Industry Committee on Nov. 30th, 2023

I think using the Privacy Commissioner's expertise on privacy and other issues in artificial intelligence is a good way to leverage the expertise that is already there. I think a centralized entity that is able to audit companies for privacy and also for fairness and explainability would be the more efficient way to go forward, rather than splitting this into different entities that would have to coordinate anyway, because this issue is intricate. If you are a machine learning engineer and you have to implement privacy, fairness and explainability in your AI model, there is tension and synergy between these issues, and you cannot do them separately. I think the auditing part would also be one entity with the expertise to do that.

I think that the bill, as it stands today, doesn't go far enough to regulate the black box. That's really the issue.

You're asking whether data use should be regulated. I think that it should. As you said a number of times, I think that the Privacy Commissioner can play a major role in raising awareness.

In all honesty, the data can be used for any purpose. I can give you any application. You click on the accept button and you're told that your request has been sent. As a consumer, you have no idea whether it has actually been sent. In the age of big data, managing hundreds of millions of data items is a complex business.

Will the bill make it possible to control everything? Personally, I'm not sure. It is possible to set out ways to train and educate people on data definitions, data selection and the use of data in artificial intelligence systems? I think so.

This can go beyond the data. It can even affect the teams that choose the data. This choice can have a major impact on discrimination. We've seen this in applications where certain categories of people weren't included in the data selection process. As a result, certain groups received positive treatment. However, one segment of the population received negative treatment. There are some examples of this issue.

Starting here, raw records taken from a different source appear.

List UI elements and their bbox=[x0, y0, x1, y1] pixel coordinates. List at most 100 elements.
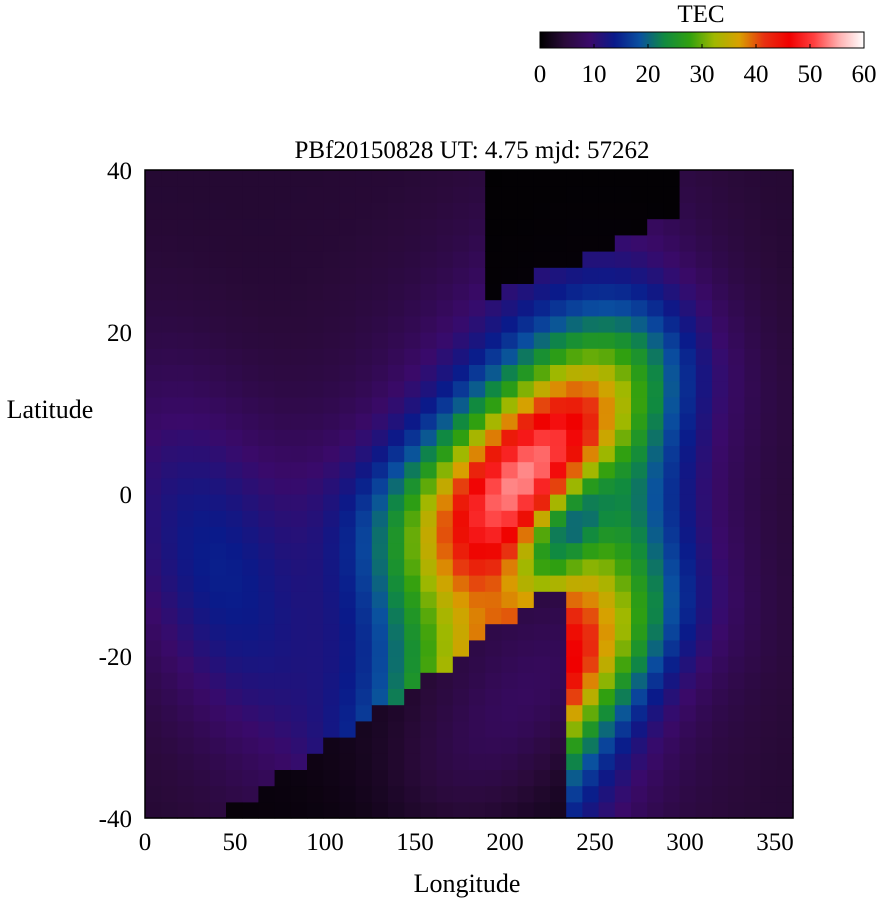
heatmap-cell bbox=[290, 348, 308, 365]
heatmap-cell bbox=[388, 591, 405, 608]
heatmap-cell bbox=[485, 364, 502, 382]
heatmap-cell bbox=[274, 785, 292, 803]
heatmap-cell bbox=[760, 720, 778, 738]
heatmap-cell bbox=[533, 186, 551, 203]
heatmap-cell bbox=[598, 623, 616, 641]
heatmap-cell bbox=[679, 202, 697, 220]
heatmap-cell bbox=[485, 510, 502, 527]
heatmap-cell bbox=[436, 575, 454, 592]
heatmap-cell bbox=[631, 299, 648, 317]
heatmap-cell bbox=[776, 396, 794, 414]
heatmap-cell bbox=[339, 170, 357, 187]
heatmap-cell bbox=[614, 737, 632, 754]
heatmap-cell bbox=[355, 720, 373, 738]
heatmap-cell bbox=[161, 575, 178, 592]
heatmap-cell bbox=[193, 542, 211, 560]
heatmap-cell bbox=[242, 737, 259, 754]
heatmap-cell bbox=[517, 688, 535, 706]
heatmap-cell bbox=[226, 526, 243, 544]
heatmap-cell bbox=[258, 461, 276, 479]
heatmap-cell bbox=[647, 332, 664, 349]
heatmap-cell bbox=[452, 413, 470, 430]
heatmap-cell bbox=[679, 494, 697, 511]
heatmap-cell bbox=[290, 672, 308, 689]
heatmap-cell bbox=[695, 461, 713, 479]
heatmap-cell bbox=[209, 332, 227, 349]
heatmap-cell bbox=[404, 348, 421, 365]
heatmap-cell bbox=[161, 429, 178, 446]
heatmap-cell bbox=[614, 542, 632, 560]
heatmap-cell bbox=[517, 672, 535, 689]
heatmap-cell bbox=[177, 461, 195, 479]
heatmap-cell bbox=[452, 639, 470, 657]
heatmap-cell bbox=[647, 623, 664, 641]
heatmap-cell bbox=[728, 315, 745, 333]
heatmap-cell bbox=[323, 801, 340, 819]
heatmap-cell bbox=[388, 283, 405, 301]
heatmap-cell bbox=[274, 623, 292, 641]
heatmap-cell bbox=[614, 753, 632, 770]
heatmap-cell bbox=[307, 494, 324, 511]
heatmap-cell bbox=[501, 494, 519, 511]
heatmap-cell bbox=[598, 510, 616, 527]
heatmap-cell bbox=[776, 299, 794, 317]
heatmap-cell bbox=[436, 801, 454, 819]
heatmap-cell bbox=[712, 234, 729, 252]
heatmap-cell bbox=[598, 445, 616, 463]
x-tick-label: 100 bbox=[306, 829, 344, 856]
heatmap-cell bbox=[614, 234, 632, 252]
heatmap-cell bbox=[323, 656, 340, 673]
heatmap-cell bbox=[695, 283, 713, 301]
heatmap-cell bbox=[420, 623, 438, 641]
heatmap-cell bbox=[404, 558, 421, 576]
heatmap-cell bbox=[290, 639, 308, 657]
heatmap-cell bbox=[598, 315, 616, 333]
heatmap-cell bbox=[420, 283, 438, 301]
heatmap-cell bbox=[712, 380, 729, 398]
heatmap-cell bbox=[436, 672, 454, 689]
heatmap-cell bbox=[177, 801, 195, 819]
heatmap-cell bbox=[614, 656, 632, 673]
heatmap-cell bbox=[663, 477, 681, 495]
heatmap-cell bbox=[728, 186, 745, 203]
heatmap-cell bbox=[469, 202, 486, 220]
heatmap-cell bbox=[566, 429, 583, 446]
heatmap-cell bbox=[760, 429, 778, 446]
heatmap-cell bbox=[193, 801, 211, 819]
heatmap-cell bbox=[776, 785, 794, 803]
heatmap-cell bbox=[371, 656, 389, 673]
heatmap-cell bbox=[566, 380, 583, 398]
heatmap-cell bbox=[776, 753, 794, 770]
heatmap-cell bbox=[177, 510, 195, 527]
heatmap-cell bbox=[209, 267, 227, 284]
heatmap-cell bbox=[388, 461, 405, 479]
heatmap-cell bbox=[209, 720, 227, 738]
heatmap-cell bbox=[371, 720, 389, 738]
heatmap-cell bbox=[339, 251, 357, 268]
heatmap-cell bbox=[436, 202, 454, 220]
heatmap-cell bbox=[436, 170, 454, 187]
heatmap-cell bbox=[566, 364, 583, 382]
heatmap-cell bbox=[161, 234, 178, 252]
heatmap-cell bbox=[355, 801, 373, 819]
heatmap-cell bbox=[744, 704, 762, 722]
heatmap-cell bbox=[614, 639, 632, 657]
heatmap-cell bbox=[582, 299, 600, 317]
heatmap-cell bbox=[760, 380, 778, 398]
heatmap-cell bbox=[598, 494, 616, 511]
heatmap-cell bbox=[566, 251, 583, 268]
heatmap-cell bbox=[145, 445, 162, 463]
heatmap-cell bbox=[226, 315, 243, 333]
heatmap-cell bbox=[226, 186, 243, 203]
heatmap-cell bbox=[582, 267, 600, 284]
heatmap-cell bbox=[388, 186, 405, 203]
heatmap-cell bbox=[582, 348, 600, 365]
heatmap-cell bbox=[177, 186, 195, 203]
heatmap-cell bbox=[290, 186, 308, 203]
heatmap-cell bbox=[209, 672, 227, 689]
heatmap-cell bbox=[533, 785, 551, 803]
heatmap-cell bbox=[355, 769, 373, 787]
heatmap-cell bbox=[404, 494, 421, 511]
heatmap-cell bbox=[679, 429, 697, 446]
heatmap-cell bbox=[728, 413, 745, 430]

In my opinion, the bill can be improved to better regulate data use; ensure greater accountability on the part of companies; and give the Privacy Commissioner a bigger role and more powers, by boosting the commissioner's ability to raise awareness and educate people about data use.

There can always be a tougher penalty system. However, as I said earlier, these systems aren't foolproof. The flawed nature of these artificial intelligence systems must be taken into account. A company may comply with all the processes, but in the end, the results may not be consistent or expected. Also, when a company uses artificial intelligence data and sees hundreds of millions of data items, there's no guarantee that all the data is clean or compliant.

In my opinion, if restrictions on data use become much tighter, it could also hamper economic development. This ecosystem is developing at breakneck speed, and our companies must remain competitive. To that end, they need to use data. If data control is too restricted, it could slow down the development of systems. A smart system isn't developed overnight. It takes time.

As a result, data use must be controlled, but this control can't be exhaustive. There could be a form of supplementary control. This matters given that data lies at the heart of artificial intelligence. The more restrictions and reporting requirements are imposed on companies, the more it will adversely affect the economy. I don't know the extent of that impact. That said, global competition in this area is enormous.

It's necessary to look at the reason for an adverse effect. A violation of privacy may be good for a company, but is it good for the consumer? There's always some sort of dilemma.

For example, a person's consumption habits can reveal very private information. For instance, these habits can show whether a person has started a diet, bought a house, cut back on spending or changed jobs. A company could get hold of this person's data to create a profile. The company could then notice that the person has changed their consumption habits and that they could benefit from new discounts. Technically, this would be a monetary benefit for the consumer. However, I personally don't think that it's good for a company to have that much information on a person.

The idea is to identify what qualifies as a positive or adverse effect using case studies. The consumer must always come first. When a company collects too much information on a person, it can become a major issue for them.

Yes. In Europe, the General Data Protection Regulation covers the entire continent and is extremely specific when it comes to legitimate interest. It also provides for various exemptions. It even establishes what qualifies as direct marketing and the circumstances that prohibit it. A number of bills determine whether highly targeted and relevant advertising can be deemed positive or adverse. Once again, Australia does more or less the opposite. It prohibits direct marketing, except in certain cases, and it clarifies these exceptions.

There are a number of good practices. The advantage of lagging behind the rest of the world in this area is that we can choose the approach that suits us best.

The good news is that the CFPB released its first set of rules a couple of weeks ago, which closely look at what it wants to do. Of course, the CFPB doesn't care about everything and it takes more of a laissez-faire approach on some stuff, but for the first time, it clearly outlines that it wants to create a universal data protectivity right, and it's going to be imposed on financial institutions. Once that's done and we have the same approach—and I know people at Finance Canada are talking to people from the CFPB as well—I don't think it's going to be that difficult to do trade across the border, because the big team and the base principle are quite similar.

Absolutely, and they can choose the time of exposure. For example, if you want to try two different companies for the same product and you prefer one of them, you can drop the other one immediately. Therefore, your data is not used by this company anymore.

It's really about the power of the consumer and the time in which you can revoke your consent.